Thompson’s life was in a downward spiral as long as he was focussed inward, his soul marinating in his own depression, his brain numbed by drugs, his eyes unable to look out at the real world.

Call me crazy, but I think that’s why Jesus ascended to heaven. I mean, he didn’t have to. Jesus is God, and God is everywhere, so to get to heaven he didn’t have to ascend anyplace. So why did he have this dramatic ascension in front of his apostles? I think that the reason Jesus had them watch him ascend into heaven was for precisely that reason: he wanted to make them LOOK UP. They’d been walking around their whole lives looking down, looking at their own little world with their own private worries, and Jesus tried to tell them for years, Hey, people, look up! There is a heaven up there with many mansions and you are going to go there! But they didn’t listen and kept looking down.

You know, I’ll bet that the same is true of most people today. The entire universe for some people is a sphere only a few feet in diameter, with themselves at its center. That’s true for tiny children, of course; we expect that. But as children grow up, their universe expands, as they begin to include other people, then the entire family, then their friends, then their neighborhood. Some people even reach a level of social maturity high enough to expand their mental horizon to include all of California, or even the entire United States. A blessed few can even manage to consider the entire world as their world. Imagine that! What a concept.

Today on the feast of the Ascension we are being invited to go beyond even that. Right now, go ahead: Look up! No, not at me; look UP! What do you see? A lot of hot air? Then you’re still looking at me. Look up! Yes; now look higher; what do you see? A ceiling? Look higher! What’s above the ceiling? More air? What’s above that? The blue sky? The ozone layer? The cold blackness of outer space? The moon? The sun and the planets? The stars in our galaxy? Other galaxies and superclusters? The red-shifted edge of the visible universe? Heaven?

When was the last time you stretched your mind that far? Doesn’t it feel good? It’s good exercise for the mind and soul.

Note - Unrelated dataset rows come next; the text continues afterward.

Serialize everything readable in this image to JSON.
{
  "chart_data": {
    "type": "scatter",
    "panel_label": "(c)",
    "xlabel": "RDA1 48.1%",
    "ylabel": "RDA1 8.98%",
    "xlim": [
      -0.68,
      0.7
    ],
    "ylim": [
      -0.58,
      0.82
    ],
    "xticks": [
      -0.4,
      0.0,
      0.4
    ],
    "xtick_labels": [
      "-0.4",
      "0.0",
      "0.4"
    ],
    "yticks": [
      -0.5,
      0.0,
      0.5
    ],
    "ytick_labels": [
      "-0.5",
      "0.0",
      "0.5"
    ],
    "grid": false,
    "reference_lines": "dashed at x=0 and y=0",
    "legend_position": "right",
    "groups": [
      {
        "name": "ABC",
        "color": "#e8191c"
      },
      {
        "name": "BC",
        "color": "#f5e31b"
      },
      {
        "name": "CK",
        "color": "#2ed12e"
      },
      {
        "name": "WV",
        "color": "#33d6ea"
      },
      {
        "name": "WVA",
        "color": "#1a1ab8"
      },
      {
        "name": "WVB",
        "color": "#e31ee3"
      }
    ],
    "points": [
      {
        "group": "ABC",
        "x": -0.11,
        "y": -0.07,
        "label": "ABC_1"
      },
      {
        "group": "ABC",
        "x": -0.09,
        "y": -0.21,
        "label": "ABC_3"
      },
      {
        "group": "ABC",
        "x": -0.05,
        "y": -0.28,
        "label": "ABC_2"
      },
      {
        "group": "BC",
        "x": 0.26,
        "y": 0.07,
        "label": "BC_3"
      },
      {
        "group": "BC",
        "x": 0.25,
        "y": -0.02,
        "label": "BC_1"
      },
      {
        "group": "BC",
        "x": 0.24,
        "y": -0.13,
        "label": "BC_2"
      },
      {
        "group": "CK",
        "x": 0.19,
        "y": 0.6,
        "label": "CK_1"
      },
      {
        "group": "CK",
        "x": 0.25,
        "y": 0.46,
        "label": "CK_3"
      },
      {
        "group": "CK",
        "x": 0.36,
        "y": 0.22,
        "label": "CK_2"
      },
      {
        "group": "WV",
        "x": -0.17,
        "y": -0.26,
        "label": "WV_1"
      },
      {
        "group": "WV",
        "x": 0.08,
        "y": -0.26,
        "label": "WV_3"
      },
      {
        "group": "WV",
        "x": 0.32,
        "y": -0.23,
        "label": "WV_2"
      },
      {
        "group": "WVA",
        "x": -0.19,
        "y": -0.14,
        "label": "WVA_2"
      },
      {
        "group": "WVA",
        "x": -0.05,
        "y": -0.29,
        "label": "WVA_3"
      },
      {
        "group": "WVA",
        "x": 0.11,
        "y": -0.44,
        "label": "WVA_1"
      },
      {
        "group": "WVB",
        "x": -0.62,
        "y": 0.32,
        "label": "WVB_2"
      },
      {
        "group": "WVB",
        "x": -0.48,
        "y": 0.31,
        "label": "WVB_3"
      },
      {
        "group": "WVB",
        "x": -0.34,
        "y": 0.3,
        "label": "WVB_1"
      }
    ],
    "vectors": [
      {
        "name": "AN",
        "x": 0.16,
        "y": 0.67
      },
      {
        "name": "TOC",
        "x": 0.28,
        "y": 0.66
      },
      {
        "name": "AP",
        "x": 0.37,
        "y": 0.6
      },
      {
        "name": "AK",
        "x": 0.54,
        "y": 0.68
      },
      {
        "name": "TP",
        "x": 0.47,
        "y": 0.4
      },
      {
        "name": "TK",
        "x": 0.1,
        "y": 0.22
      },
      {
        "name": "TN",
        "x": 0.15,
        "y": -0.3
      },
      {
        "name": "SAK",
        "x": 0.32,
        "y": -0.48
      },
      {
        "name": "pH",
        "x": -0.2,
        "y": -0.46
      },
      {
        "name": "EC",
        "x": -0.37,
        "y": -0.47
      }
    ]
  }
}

They always tell us that we should stop and smell the roses. Good advice, I suppose, but in order to do that you have to look down. Today I offer you this simple thought: now and then stop and look up. Not while you’re driving or walking down stairs, of course! But once in a while, when it’s safe to do so, stop, look up, look beyond this passing world, and ponder the immensity of the world without end. Amen.